Nehrin İzmir sınırlarında olan kısmında ise Çiğli ve Menemen ilçelerinde organize sanayi tesisleri bulunuyor. Yeşildere’de uzun bir süre Meles Deresi’ni kirleten deri sektörüne ait tabakhaneler 20 yıl önce Gediz Havzası’nın yakınlarındaki Menemen Organize Sanayi Bölgesi’ne taşınmıştı. Fakat konumu itibariyle deri sanayi gibi irili ufaklı pek çok işletmeden çıkan atık Gediz’le birlikte hâlâ körfeze ulaşıyor.
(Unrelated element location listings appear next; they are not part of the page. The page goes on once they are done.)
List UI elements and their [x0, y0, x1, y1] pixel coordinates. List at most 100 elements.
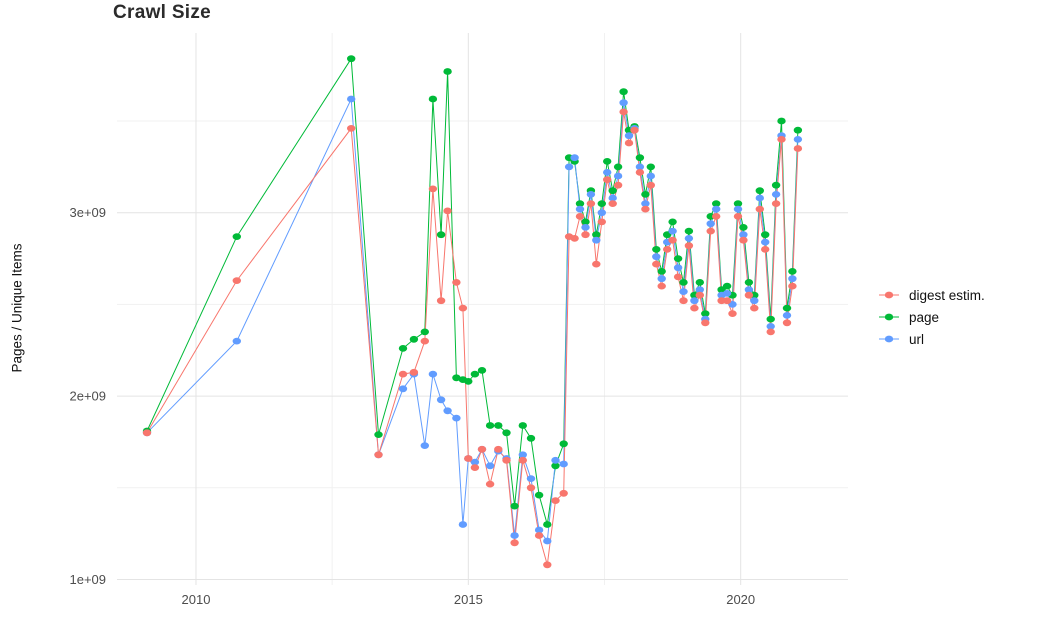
data-point-page	[755, 187, 764, 195]
data-point-page	[684, 227, 694, 235]
data-point-url	[793, 136, 803, 143]
data-point-digest	[232, 277, 241, 284]
data-point-url	[673, 264, 683, 272]
data-point-url	[782, 312, 792, 319]
legend-label: digest estim.	[909, 287, 985, 303]
data-point-digest	[733, 213, 743, 220]
data-point-page	[739, 224, 748, 231]
legend-label: url	[909, 331, 925, 347]
data-point-page	[436, 231, 446, 239]
x-tick-label: 2015	[454, 592, 483, 607]
data-point-digest	[428, 185, 438, 193]
data-point-page	[409, 335, 419, 343]
data-point-digest	[706, 227, 715, 235]
series-line-digest	[146, 111, 799, 565]
data-point-digest	[646, 181, 655, 189]
data-point-page	[777, 117, 786, 125]
data-point-page	[477, 367, 487, 374]
data-point-page	[518, 422, 527, 429]
data-point-url	[428, 370, 438, 378]
data-point-page	[619, 88, 628, 96]
data-point-url	[613, 172, 623, 180]
data-point-url	[739, 231, 748, 239]
data-point-digest	[608, 200, 617, 208]
data-point-url	[684, 235, 694, 242]
data-point-page	[502, 429, 511, 437]
data-point-url	[470, 458, 480, 466]
data-point-url	[443, 407, 452, 415]
data-point-url	[722, 290, 732, 297]
data-point-digest	[657, 282, 666, 290]
data-point-digest	[518, 456, 527, 464]
legend-key-page-icon	[879, 313, 899, 321]
data-point-url	[452, 414, 461, 422]
data-point-digest	[409, 368, 419, 376]
data-point-url	[761, 238, 770, 246]
data-point-url	[597, 209, 606, 217]
data-point-page	[771, 181, 781, 189]
data-point-digest	[436, 297, 446, 305]
data-point-page	[646, 163, 655, 171]
data-point-digest	[652, 260, 661, 268]
legend-key-url-icon	[879, 335, 899, 343]
data-point-digest	[624, 139, 634, 147]
data-point-digest	[543, 561, 552, 569]
data-point-digest	[551, 497, 560, 504]
data-point-url	[575, 205, 585, 213]
data-point-digest	[559, 489, 568, 497]
data-point-page	[575, 200, 585, 208]
data-point-digest	[630, 126, 639, 134]
data-point-url	[232, 337, 241, 345]
data-point-url	[788, 275, 797, 283]
data-point-url	[755, 194, 764, 202]
data-point-page	[559, 440, 568, 448]
data-point-url	[766, 323, 775, 330]
data-point-url	[570, 154, 579, 162]
data-point-page	[761, 231, 770, 239]
data-point-url	[624, 132, 634, 140]
data-point-digest	[679, 297, 688, 305]
data-point-digest	[722, 297, 732, 305]
x-tick-label: 2020	[726, 592, 755, 607]
data-point-digest	[443, 207, 452, 215]
data-point-url	[543, 537, 552, 545]
data-point-digest	[575, 213, 585, 220]
data-point-page	[510, 502, 519, 510]
data-point-page	[657, 268, 666, 275]
data-point-digest	[570, 235, 579, 242]
data-point-digest	[581, 231, 590, 239]
data-point-page	[744, 279, 754, 286]
data-point-page	[668, 218, 677, 226]
data-point-page	[452, 374, 461, 382]
data-point-page	[597, 200, 606, 208]
data-point-page	[608, 187, 617, 195]
data-point-page	[695, 279, 704, 286]
data-point-page	[485, 422, 495, 429]
data-point-page	[551, 462, 560, 470]
data-point-url	[586, 191, 596, 198]
data-point-digest	[586, 200, 596, 208]
data-point-url	[635, 163, 645, 171]
data-point-digest	[477, 445, 487, 453]
data-point-digest	[641, 205, 650, 213]
data-point-url	[641, 200, 650, 208]
data-point-url	[603, 169, 612, 176]
data-point-digest	[701, 319, 710, 327]
data-point-digest	[771, 200, 781, 208]
data-point-url	[646, 172, 655, 180]
data-point-digest	[668, 236, 677, 244]
data-point-digest	[603, 176, 612, 184]
data-point-digest	[502, 456, 511, 464]
data-point-page	[652, 246, 661, 253]
data-point-page	[470, 370, 480, 378]
y-tick-label: 2e+09	[69, 389, 106, 404]
data-point-url	[771, 191, 781, 198]
data-point-page	[793, 126, 803, 134]
data-point-digest	[739, 236, 748, 244]
data-point-url	[690, 297, 699, 305]
data-point-url	[420, 442, 429, 449]
series-line-url	[146, 97, 799, 543]
data-point-page	[613, 163, 623, 171]
y-tick-label: 1e+09	[69, 572, 106, 587]
data-point-url	[510, 532, 519, 539]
Denizin kendini temizlemesi kirlilik akışının durdurulmasına bağlı
Bizsel, ancak kirlilik akışı tamamen durdurulduğunda körfez suyunun kendini temizleyebileceği görüşünde. Enstitüde yaptıkları modellemelere göre kirlilik akışı olmasa en uygun iklim koşullarında 45-90, ortalamada 90-110, en olumsuz meteorolojik şartlarda ise 200 günde körfez suyunun kendini temizleyebileceğini söylüyor:
“Kıyılarımızda okyanuslardaki kadar güçlü, gelgit denilen ayın durumuna göre deniz seviyesinin yükselip alçalması olayı yok. Okyanuslarda yerine göre deniz suyu seviyesi 5 ila 10 metre yükselir ve çekilir. Bizde bu değer kabaca 30 santimetre kadardır. Bu nedenle kıyılarımızdaki su kütleleri hareketinin ana kaynağı sadece rüzgârlardır. Körfezde yıl boyunca hâkim rüzgârlar ise Kuzey yönlü rüzgârlardır. Rüzgârların estikleri yönler, hızları ve estikleri süre körfezdeki akıntının hızı ile yüzey tabakasının kalınlığını belirliyor. Eğer hızını koruyarak esme süresi uzarsa yüzey tabakasının kalınlığı da akıntı hızı da suyun kendini temizleme kapasitesi de artar.”
İzmir Körfezi yıllar içinde kirlenirken diğer yandan da 1950’li yıllarda sahillerinden denize girilen Karantina, Güzelyalı, Göztepe semtlerindeki iki-üç katlı cumbalı evler yıkılıp yerlerine çok katlı apartmanlar inşa edildi. 1987’de deniz doldurularak altı şeritli yol (Mustafa Kemal Sahil Bulvarı) yapılmasıyla ise doğal kıyı tamamen ortadan kalktı ve betondan yapay bir kıyı şeridi örüldü. Bayraklı, Alaybey, Karşıyaka plajlarında benzer bir dönüşüm yaşandı. Körfez sadece vapurların yüzebildiği bir yer hâline gelirken deniz kültürü de büyük bir değişime uğradı.
Bizsel, körfezin yıllar içinde değişen çehresinin kirlilikle ilişkisine dikkat çekiyor. Ona göre deniz suyunu kirleten partiküllerin aşırı birikmesinin bir nedeni de iç körfezin kıyısındaki set duvar. Plaj kumunun küçük partikülleri bile tutabilen en etkin filtre malzemesi olduğunu belirten Bizsel, “Eskiden sadece Alsancak’la sınırlı olan, bugün Bostanlı’dan Üçkuyular’a kadar denizin kıyısına duvar örerek yarattığımız bir Kordon’umuz var. Eğer Güzelyalı, Bayraklı, Karşıyaka sahillerindeki plajlar korunabilmiş olsaydı, deniz dalgalarla bu partikül maddeleri plaj kumu üzerine bırakarak kendini temizleme yeteneğini sürdürebilecekti,” diyor.